The Desire That Changes Structure
Here is the frame that the cultural conversation about long-term desire rarely offers, and that the research increasingly supports: NRE-style desire and long-term desire are not the same kind of desire. The expectation that long-term desire should feel like NRE — that desire in a five-year relationship should have the same spontaneous, intrusive, dopaminergic quality as desire in a five-week relationship — is an expectation that the neuroscience cannot support.
Long-term desire, when it exists and is functional, tends to be more contextual, more responsive, more deliberately cultivated and less automatically occurring. It is desire that can be reached by creating the conditions for it rather than desire that arrives unbidden. This is not lesser desire. It is structurally different desire, appropriate to the neurological phase the relationship is in.
The problem is not that desire changes structure in long-term relationships.
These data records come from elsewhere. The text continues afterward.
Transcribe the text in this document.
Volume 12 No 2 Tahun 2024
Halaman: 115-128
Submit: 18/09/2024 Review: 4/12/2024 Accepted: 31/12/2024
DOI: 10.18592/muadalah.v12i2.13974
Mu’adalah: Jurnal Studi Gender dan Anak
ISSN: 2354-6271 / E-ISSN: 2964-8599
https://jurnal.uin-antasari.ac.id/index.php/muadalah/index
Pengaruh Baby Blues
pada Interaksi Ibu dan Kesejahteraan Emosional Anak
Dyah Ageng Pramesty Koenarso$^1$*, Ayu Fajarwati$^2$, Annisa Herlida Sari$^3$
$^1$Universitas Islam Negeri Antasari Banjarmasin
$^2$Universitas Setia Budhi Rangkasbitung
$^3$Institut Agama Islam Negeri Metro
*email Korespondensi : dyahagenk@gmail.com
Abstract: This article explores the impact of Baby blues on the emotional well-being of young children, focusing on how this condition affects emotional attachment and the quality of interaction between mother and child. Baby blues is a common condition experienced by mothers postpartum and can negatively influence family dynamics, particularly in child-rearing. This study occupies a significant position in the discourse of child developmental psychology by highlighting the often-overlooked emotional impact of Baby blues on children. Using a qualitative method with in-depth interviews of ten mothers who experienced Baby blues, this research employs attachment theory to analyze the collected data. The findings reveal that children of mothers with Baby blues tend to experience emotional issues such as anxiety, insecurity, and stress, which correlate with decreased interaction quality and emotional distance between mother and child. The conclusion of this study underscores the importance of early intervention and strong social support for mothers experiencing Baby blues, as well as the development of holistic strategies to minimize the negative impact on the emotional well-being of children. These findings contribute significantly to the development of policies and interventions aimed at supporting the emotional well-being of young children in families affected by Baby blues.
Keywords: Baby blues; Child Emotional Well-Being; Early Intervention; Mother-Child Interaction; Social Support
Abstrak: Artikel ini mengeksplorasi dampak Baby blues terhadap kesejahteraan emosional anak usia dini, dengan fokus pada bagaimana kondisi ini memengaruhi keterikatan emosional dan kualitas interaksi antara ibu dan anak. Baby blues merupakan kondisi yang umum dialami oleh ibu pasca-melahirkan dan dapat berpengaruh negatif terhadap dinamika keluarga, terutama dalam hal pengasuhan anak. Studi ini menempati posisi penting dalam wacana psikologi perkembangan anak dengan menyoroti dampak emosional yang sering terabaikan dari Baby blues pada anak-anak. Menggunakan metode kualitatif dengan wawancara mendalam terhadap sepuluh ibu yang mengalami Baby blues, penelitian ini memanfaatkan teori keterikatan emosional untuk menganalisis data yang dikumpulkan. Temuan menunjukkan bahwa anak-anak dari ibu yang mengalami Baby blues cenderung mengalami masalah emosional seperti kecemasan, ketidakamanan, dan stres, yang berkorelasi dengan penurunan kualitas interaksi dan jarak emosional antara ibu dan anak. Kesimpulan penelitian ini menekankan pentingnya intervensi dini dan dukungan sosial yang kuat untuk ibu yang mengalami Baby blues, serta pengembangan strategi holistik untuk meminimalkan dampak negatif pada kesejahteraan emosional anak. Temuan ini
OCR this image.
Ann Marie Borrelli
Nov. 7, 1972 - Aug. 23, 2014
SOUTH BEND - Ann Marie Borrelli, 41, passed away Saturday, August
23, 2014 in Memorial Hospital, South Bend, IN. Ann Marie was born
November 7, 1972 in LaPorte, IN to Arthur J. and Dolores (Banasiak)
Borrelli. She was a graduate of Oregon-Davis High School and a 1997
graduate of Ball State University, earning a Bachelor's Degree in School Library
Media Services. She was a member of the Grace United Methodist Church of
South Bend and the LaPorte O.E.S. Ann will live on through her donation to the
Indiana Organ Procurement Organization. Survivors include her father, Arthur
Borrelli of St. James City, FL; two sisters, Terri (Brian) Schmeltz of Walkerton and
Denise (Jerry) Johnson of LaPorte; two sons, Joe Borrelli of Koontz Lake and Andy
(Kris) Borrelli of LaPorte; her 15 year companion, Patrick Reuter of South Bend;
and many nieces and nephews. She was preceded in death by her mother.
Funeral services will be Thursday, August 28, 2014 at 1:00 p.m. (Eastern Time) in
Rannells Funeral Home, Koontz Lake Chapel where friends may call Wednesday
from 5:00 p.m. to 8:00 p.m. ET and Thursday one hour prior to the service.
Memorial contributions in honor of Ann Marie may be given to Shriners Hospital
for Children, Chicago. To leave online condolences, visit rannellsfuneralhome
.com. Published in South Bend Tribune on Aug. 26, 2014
The problem is the expectation that it won’t — and the interpretation of structural change as decline. A long-term couple whose desire requires more cultivation, more communication, more deliberate context-setting than it did in year one has not failed. They have entered the phase of erotic life that requires skill rather than just chemistry.
NRE is chemistry. Long-term desire is craft. We don’t expect musicians to sound the same at thirty years of practice as they did at the beginning. We shouldn’t expect desire to either.
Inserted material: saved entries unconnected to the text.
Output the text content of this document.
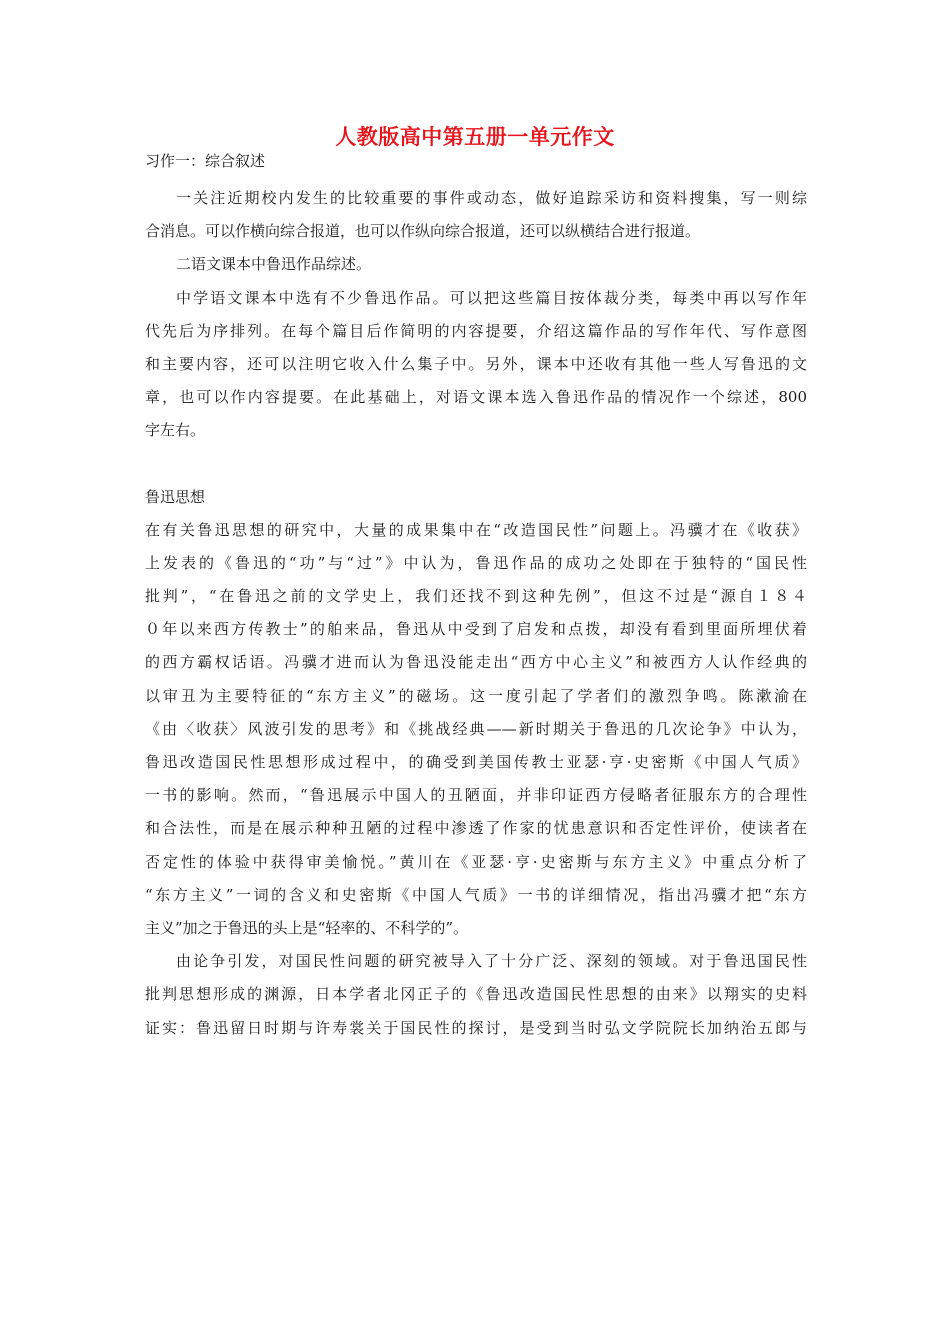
人教版高中第五册一单元作文
习作一：综合叙述
一关注近期校内发生的比较重要的事件或动态，做好追踪采访和资料搜集，写一则综
合消息。可以作横向综合报道，也可以作纵向综合报道，还可以纵横结合进行报道。
二语文课本中鲁迅作品综述。
中学语文课本中选有不少鲁迅作品。可以把这些篇目按体裁分类，每类中再以写作年
代先后为序排列。在每个篇目后作简明的内容提要，介绍这篇作品的写作年代、写作意图
和主要内容，还可以注明它收入什么集子中。另外，课本中还收有其他一些人写鲁迅的文
章，也可以作内容提要。在此基础上，对语文课本选入鲁迅作品的情况作一个综述，800
字左右。
鲁迅思想
在有关鲁迅思想的研究中，大量的成果集中在“改造国民性”问题上。冯骥才在《收获》
上发表的《鲁迅的“功”与“过”》中认为，鲁迅作品的成功之处即在于独特的“国民性
批判”，“在鲁迅之前的文学史上，我们还找不到这种先例”，但这不过是“源自１８４
０年以来西方传教士”的舶来品，鲁迅从中受到了启发和点拨，却没有看到里面所埋伏着
的西方霸权话语。冯骥才进而认为鲁迅没能走出“西方中心主义”和被西方人认作经典的
以审丑为主要特征的“东方主义”的磁场。这一度引起了学者们的激烈争鸣。陈漱渝在
《由〈收获〉风波引发的思考》和《挑战经典——新时期关于鲁迅的几次论争》中认为，
鲁迅改造国民性思想形成过程中，的确受到美国传教士亚瑟·亨·史密斯《中国人气质》
一书的影响。然而，“鲁迅展示中国人的丑陋面，并非印证西方侵略者征服东方的合理性
和合法性，而是在展示种种丑陋的过程中渗透了作家的忧患意识和否定性评价，使读者在
否定性的体验中获得审美愉悦。”黄川在《亚瑟·亨·史密斯与东方主义》中重点分析了
“东方主义”一词的含义和史密斯《中国人气质》一书的详细情况，指出冯骥才把“东方
主义”加之于鲁迅的头上是“轻率的、不科学的”。
由论争引发，对国民性问题的研究被导入了十分广泛、深刻的领域。对于鲁迅国民性
批判思想形成的渊源，日本学者北冈正子的《鲁迅改造国民性思想的由来》以翔实的史料
证实：鲁迅留日时期与许寿裳关于国民性的探讨，是受到当时弘文学院院长加纳治五郎与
What This Means for Second Banana
Second Banana’s community is predominantly oriented toward desire as something specific, communicable, and worth pursuing honestly. This is, as it turns out, exactly the orientation that the research on long-term desire most supports.
For people in long-term relationships navigating desire drift: the Second Banana community contains people who are asking the same questions, who have developed language for what they want that their current relationship may not provide a context for, and who are looking for connections that engage the novelty and aliveness that long-term familiarity tends to suppress. The platform is not only for people who are single. It is for people who are serious about their erotic lives at every stage.
The Second banana tags that belong in this piece’s conversation: “long-term,” “erotic connection,” “communication first,” “curiosity,” “gentle pace,” “the whole experience.” People who know that desire requires tending. People who have stopped expecting chemistry to do all the work and have started doing the craft.
The Question Worth Asking
The right question in a long-term relationship where desire has changed is not what happened to what we had? It is what are the conditions under which desire is available to us now, and are we creating them?
The conditions are different from what they were at the beginning. They require more intention, more communication, more willingness to stay curious about a person you know well. They require treating desire as something that, in the long-term, is a practice rather than a state — something cultivated rather than something that arrives.
None of this is as automatic as NRE. None of it is as involuntary or as intoxicating. But the desire that is deliberately cultivated between two people who know each other well, who have invested in understanding each other’s desire architecture, who can talk honestly about what they want and what they need — this is not a consolation prize for the loss of early-stage chemistry. It is a different kind of erotic life. One that requires more, and in some ways offers more, than what came before.